Question

Last year, a soft drink manufacturer had 22% of the market. In order to increase their portion of the market, the manufacturer has introduced a new flavor in their soft drinks. A sample of 400 individuals participated in the taste test and 100 indicated that they like the taste.
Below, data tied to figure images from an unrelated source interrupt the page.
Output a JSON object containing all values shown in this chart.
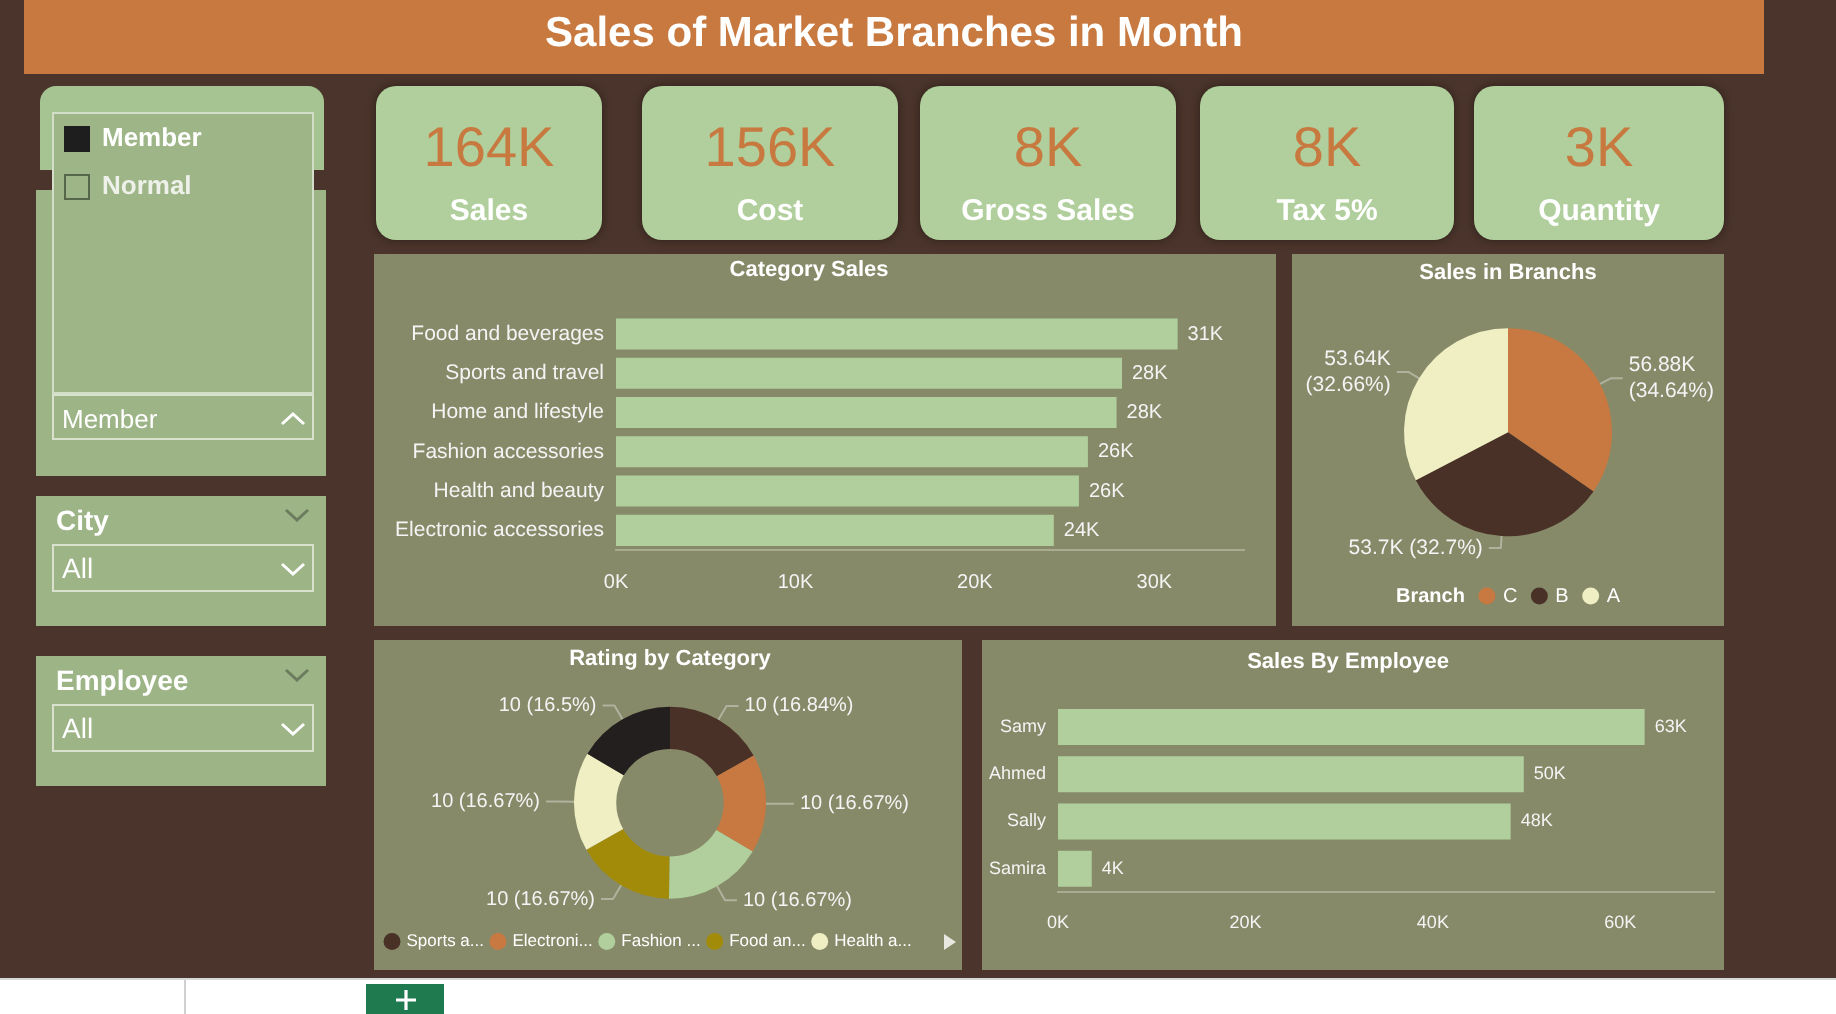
{
  "chart_data": [
    {
      "type": "other",
      "title": "Sales of Market Branches in Month",
      "annotations": [
        "164K",
        "Sales",
        "156K",
        "Cost",
        "8K",
        "Gross Sales",
        "8K",
        "Tax 5%",
        "3K",
        "Quantity"
      ]
    },
    {
      "type": "other",
      "annotations": [
        "Member",
        "Normal",
        "Member",
        "City",
        "All",
        "Employee",
        "All"
      ]
    },
    {
      "type": "bar",
      "orientation": "horizontal",
      "title": "Category Sales",
      "categories": [
        "Food and beverages",
        "Sports and travel",
        "Home and lifestyle",
        "Fashion accessories",
        "Health and beauty",
        "Electronic accessories"
      ],
      "values": [
        31300,
        28200,
        27900,
        26300,
        25800,
        24400
      ],
      "color": "#b0cf9c",
      "xlim": [
        0,
        35000
      ],
      "xticks": [
        {
          "value": 0,
          "label": "0K"
        },
        {
          "value": 10000,
          "label": "10K"
        },
        {
          "value": 20000,
          "label": "20K"
        },
        {
          "value": 30000,
          "label": "30K"
        }
      ],
      "value_labels": [
        "31K",
        "28K",
        "28K",
        "26K",
        "26K",
        "24K"
      ]
    },
    {
      "type": "pie",
      "title": "Sales in Branchs",
      "categories": [
        "C",
        "B",
        "A"
      ],
      "values": [
        56880,
        53700,
        53640
      ],
      "colors": [
        "#c87941",
        "#4a3128",
        "#f0efc4"
      ],
      "value_labels": [
        "56.88K (34.64%)",
        "53.7K (32.7%)",
        "53.64K (32.66%)"
      ],
      "legend": "bottom",
      "legend_title": "Branch"
    },
    {
      "type": "donut",
      "title": "Rating by Category",
      "categories": [
        "Sports a...",
        "Electroni...",
        "Fashion ...",
        "Food an...",
        "Health a...",
        null
      ],
      "values": [
        10.1,
        10,
        10,
        10,
        10,
        9.9
      ],
      "colors": [
        "#4a3128",
        "#c87941",
        "#b0cf9c",
        "#a38b0a",
        "#f0efc4",
        "#231f1e"
      ],
      "value_labels": [
        "10 (16.84%)",
        "10 (16.67%)",
        "10 (16.67%)",
        "10 (16.67%)",
        "10 (16.67%)",
        "10 (16.5%)"
      ],
      "legend": "bottom"
    },
    {
      "type": "bar",
      "orientation": "horizontal",
      "title": "Sales By Employee",
      "categories": [
        "Samy",
        "Ahmed",
        "Sally",
        "Samira"
      ],
      "values": [
        62600,
        49700,
        48300,
        3600
      ],
      "color": "#b0cf9c",
      "xlim": [
        0,
        70000
      ],
      "xticks": [
        {
          "value": 0,
          "label": "0K"
        },
        {
          "value": 20000,
          "label": "20K"
        },
        {
          "value": 40000,
          "label": "40K"
        },
        {
          "value": 60000,
          "label": "60K"
        }
      ],
      "value_labels": [
        "63K",
        "50K",
        "48K",
        "4K"
      ]
    }
  ]
}
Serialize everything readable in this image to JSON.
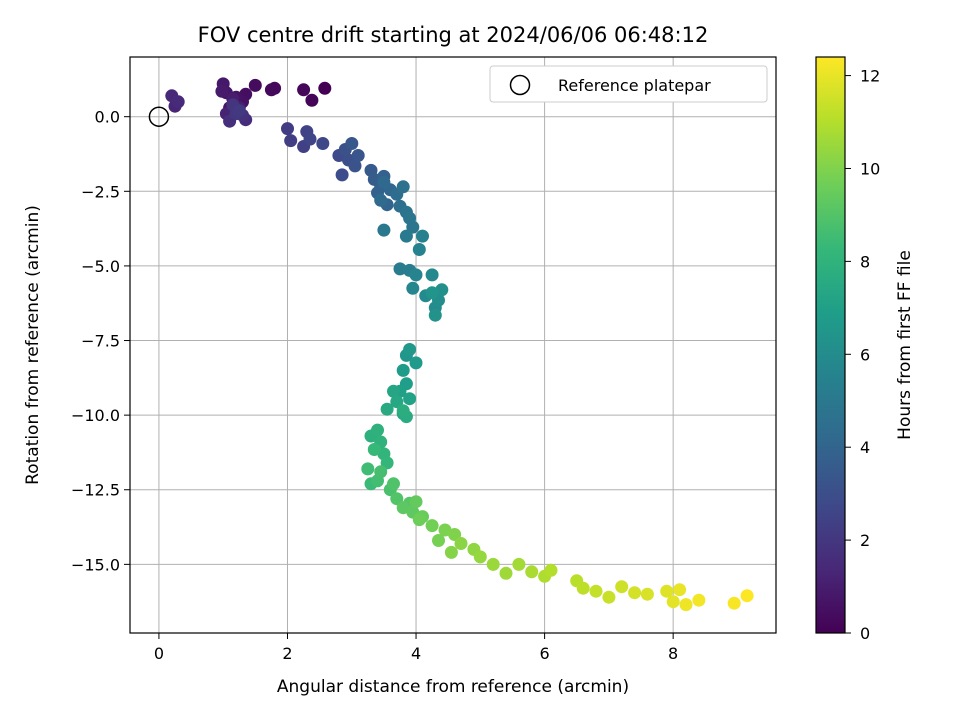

We are interested in determining if more than 22% of the population will like the new soft drink. 1. Using α = .05, test to determine if more than 22% of the population will like the new soft drink. 2. What should be the critical value(s)? 3. If there is more than one, please enter the positive one. (please keep at least 4 digits after the decimal point).

Answer 1

Critical value zc = 1.6449.

As the test statistic z=1.3881 is smaller than the critical value zc=1.6449, it falls in the acceptance region and the null hypothesis is failed to be rejected.

Explanation:

This is a hypothesis test for a proportion.

The claim is that more than 22% of the population will like the new soft drink.

Then, the null and alternative hypothesis are:

`H_0: \pi=0.22\\\\H_a:\pi>0.22\\`

The significance level is 0.05.

The sample has a size n=400.

The sample proportion is p=0.25.

`p=X/n=100/400=0.25`

The standard error of the proportion is:

`\sigma_p=\sqrt{(\pi(1-\pi))/(n)}=\sqrt{(0.22*0.78)/(400)}\\\\\\ \sigma_p=√(0.000429)=0.0207`

Then, we can calculate the z-statistic as:

`z=(p-\pi-0.5/n)/(\sigma_p)=(0.25-0.22-0.5/400)/(0.0207)=(0.0288)/(0.0207)=1.3881`

As this is a right-tailed test, there is only one critical value and it is, for a significance level of 0.05, zc=1.6449.

As the test statistic z=1.3881 is smaller than the critical value zc=1.6449, it falls in the acceptance region and the null hypothesis is failed to be rejected.